In a league in which the salary cap seems akin to the holiest of sacred scrolls, can this parity problem be fixed?
If we accept that a hard and relatively low salary cap is not going away; and that MLS will retain relative parity among teams (even those spending heavily on DPs), there are still ways that the playoff system can become more relevant to broadcasters and fans alike.
First, there is no legitimate need for playoff matchups based on a two leg total goal format. There should be a reward for finishing above your rivals in the league table, and that reward should be hosting a one game elimination playoff. Total goal playoff series are an anathema to North American broadcasters – they don’t know how to handle them and they’d really rather not be stuck broadcasting both games when only the last one “matters”. These ties lack the finality required for drama obsessed sports fans & networks.
Second, if MLS insists on having five teams from each conference in the playoffs, at least give the conference winners a bye. The others will playoff over the course of a week to determine who meets the league champions in the conference finals. Again, there should be a reward for finishing first. A bye into the conference final is not too great a prize, nor is a 7-10 day break after a long season.
Finally, stop using wins or goal difference as a playoff qualifier. If two teams are tied on points at the end of the season, schedule play in games as needed.
Losing the two leg playoff would impact the the two lower ranked team’s gate revenue, of course. However, the full week saved in this new playoff format could easily be incorporated into the regular season, meaning that all teams get one more home date to sell, rather than just the two 3rd & 4th place finishers. Alternately, those two free dates could allow for more international dates to be honoured or a break during the sweltering summer heat.

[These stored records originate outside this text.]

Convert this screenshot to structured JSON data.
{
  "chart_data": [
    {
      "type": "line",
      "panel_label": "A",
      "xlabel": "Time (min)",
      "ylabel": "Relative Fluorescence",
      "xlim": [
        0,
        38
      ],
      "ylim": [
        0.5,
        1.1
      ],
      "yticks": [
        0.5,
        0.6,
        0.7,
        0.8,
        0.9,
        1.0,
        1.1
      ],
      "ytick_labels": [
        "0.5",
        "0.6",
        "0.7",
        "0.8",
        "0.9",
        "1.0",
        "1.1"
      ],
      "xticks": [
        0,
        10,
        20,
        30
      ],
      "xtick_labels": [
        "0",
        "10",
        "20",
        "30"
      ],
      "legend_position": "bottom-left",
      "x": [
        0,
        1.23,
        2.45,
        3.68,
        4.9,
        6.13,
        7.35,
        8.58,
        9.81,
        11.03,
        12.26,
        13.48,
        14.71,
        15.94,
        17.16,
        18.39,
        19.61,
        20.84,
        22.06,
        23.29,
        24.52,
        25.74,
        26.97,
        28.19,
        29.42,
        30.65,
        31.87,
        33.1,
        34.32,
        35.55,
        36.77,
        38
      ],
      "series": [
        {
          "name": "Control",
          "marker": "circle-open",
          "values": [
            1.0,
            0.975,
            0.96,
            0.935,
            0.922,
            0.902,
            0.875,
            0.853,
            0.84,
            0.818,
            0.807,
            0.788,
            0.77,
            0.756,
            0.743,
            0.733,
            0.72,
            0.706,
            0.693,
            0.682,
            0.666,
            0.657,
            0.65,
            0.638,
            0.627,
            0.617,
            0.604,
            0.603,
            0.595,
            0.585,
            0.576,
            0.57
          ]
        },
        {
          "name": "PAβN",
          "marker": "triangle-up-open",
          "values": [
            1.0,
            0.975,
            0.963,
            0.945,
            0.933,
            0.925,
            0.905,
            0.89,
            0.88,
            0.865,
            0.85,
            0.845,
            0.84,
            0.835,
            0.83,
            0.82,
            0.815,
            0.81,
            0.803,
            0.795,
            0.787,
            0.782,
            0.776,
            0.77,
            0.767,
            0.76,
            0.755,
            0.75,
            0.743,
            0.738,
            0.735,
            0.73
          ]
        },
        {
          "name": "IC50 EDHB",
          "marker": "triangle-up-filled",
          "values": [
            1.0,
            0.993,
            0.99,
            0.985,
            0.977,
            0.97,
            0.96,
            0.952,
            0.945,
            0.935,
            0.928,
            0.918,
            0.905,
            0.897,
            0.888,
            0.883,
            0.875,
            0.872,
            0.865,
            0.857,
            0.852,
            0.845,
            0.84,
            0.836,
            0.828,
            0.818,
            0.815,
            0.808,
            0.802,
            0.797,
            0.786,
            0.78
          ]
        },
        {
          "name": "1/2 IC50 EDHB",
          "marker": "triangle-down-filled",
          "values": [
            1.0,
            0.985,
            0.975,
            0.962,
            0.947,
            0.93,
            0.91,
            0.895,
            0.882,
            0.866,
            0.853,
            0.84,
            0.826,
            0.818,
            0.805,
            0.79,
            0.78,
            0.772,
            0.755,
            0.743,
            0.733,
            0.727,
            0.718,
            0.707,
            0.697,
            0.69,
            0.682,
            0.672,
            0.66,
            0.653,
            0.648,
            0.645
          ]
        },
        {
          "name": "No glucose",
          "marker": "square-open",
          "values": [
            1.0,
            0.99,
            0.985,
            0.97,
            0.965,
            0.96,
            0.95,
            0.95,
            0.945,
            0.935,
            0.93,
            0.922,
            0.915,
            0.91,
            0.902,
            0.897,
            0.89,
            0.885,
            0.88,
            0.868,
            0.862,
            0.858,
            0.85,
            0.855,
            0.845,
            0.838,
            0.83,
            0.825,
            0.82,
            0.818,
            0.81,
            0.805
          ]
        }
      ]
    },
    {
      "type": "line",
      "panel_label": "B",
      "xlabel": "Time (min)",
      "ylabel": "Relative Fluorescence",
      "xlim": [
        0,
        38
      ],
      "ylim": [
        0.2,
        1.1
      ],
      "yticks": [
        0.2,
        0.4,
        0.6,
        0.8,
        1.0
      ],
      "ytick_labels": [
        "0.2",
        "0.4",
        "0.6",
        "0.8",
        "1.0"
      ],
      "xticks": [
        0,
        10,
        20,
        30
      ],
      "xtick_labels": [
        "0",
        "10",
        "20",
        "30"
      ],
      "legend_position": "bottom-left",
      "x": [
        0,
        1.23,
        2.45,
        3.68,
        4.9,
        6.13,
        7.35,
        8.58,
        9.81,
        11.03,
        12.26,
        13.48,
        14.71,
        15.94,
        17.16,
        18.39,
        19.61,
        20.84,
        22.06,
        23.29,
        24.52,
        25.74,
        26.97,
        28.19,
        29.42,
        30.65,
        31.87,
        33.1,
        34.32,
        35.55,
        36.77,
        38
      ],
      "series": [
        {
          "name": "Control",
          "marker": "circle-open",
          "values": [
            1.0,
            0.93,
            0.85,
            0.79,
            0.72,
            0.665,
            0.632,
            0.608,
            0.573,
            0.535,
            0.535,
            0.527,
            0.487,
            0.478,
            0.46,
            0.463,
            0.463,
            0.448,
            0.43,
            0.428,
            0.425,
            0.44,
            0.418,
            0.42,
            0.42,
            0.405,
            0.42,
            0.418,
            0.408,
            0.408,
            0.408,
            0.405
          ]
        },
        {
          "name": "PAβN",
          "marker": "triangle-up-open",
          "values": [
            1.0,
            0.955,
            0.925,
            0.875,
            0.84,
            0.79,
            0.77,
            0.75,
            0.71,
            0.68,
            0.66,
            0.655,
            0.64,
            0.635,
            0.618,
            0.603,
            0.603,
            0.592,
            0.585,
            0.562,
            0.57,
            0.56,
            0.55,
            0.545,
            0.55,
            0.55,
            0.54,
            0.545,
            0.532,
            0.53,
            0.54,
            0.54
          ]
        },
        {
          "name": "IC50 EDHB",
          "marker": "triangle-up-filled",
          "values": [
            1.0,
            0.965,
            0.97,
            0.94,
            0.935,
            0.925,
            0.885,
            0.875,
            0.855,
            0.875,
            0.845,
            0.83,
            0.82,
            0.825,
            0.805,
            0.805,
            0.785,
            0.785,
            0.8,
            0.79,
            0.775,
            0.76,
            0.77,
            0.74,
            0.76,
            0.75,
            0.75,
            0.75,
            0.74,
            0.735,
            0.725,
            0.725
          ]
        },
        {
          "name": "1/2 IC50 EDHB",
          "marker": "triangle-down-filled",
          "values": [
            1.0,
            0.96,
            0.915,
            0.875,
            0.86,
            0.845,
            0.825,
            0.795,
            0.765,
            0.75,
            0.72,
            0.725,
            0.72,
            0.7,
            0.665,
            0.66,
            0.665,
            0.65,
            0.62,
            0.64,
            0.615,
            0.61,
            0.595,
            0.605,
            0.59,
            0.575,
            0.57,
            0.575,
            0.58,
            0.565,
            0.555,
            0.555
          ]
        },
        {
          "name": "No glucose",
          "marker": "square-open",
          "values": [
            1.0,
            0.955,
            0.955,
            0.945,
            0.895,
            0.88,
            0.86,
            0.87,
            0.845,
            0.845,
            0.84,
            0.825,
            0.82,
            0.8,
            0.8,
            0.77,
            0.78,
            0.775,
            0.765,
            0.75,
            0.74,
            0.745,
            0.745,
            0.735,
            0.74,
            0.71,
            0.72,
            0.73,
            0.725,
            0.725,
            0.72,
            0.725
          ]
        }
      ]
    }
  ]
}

Networks would be much more drawn to a sport in which there is a clear winner after each playoff match (as well as a loser packing for the off season). A compacted playoff schedule in which two teams are eliminated every three or four days would drive greater fan interest and general media coverage (as it does in several other sports). MLS already has the core soccer fan. What it lacks is broader appeal to a general audience.
If you are going to have a playoff system, “Win or go home” must be the mantra, not “Let’s see what happens tonight and then we’ll know what the teams have to do in the second leg”.
Like it or not, North America is not Europe. We’ll never accept meaningless playoff games in our own leagues, just as we’ll never accept a league in which there isn’t a playoff tournament at the end of the season.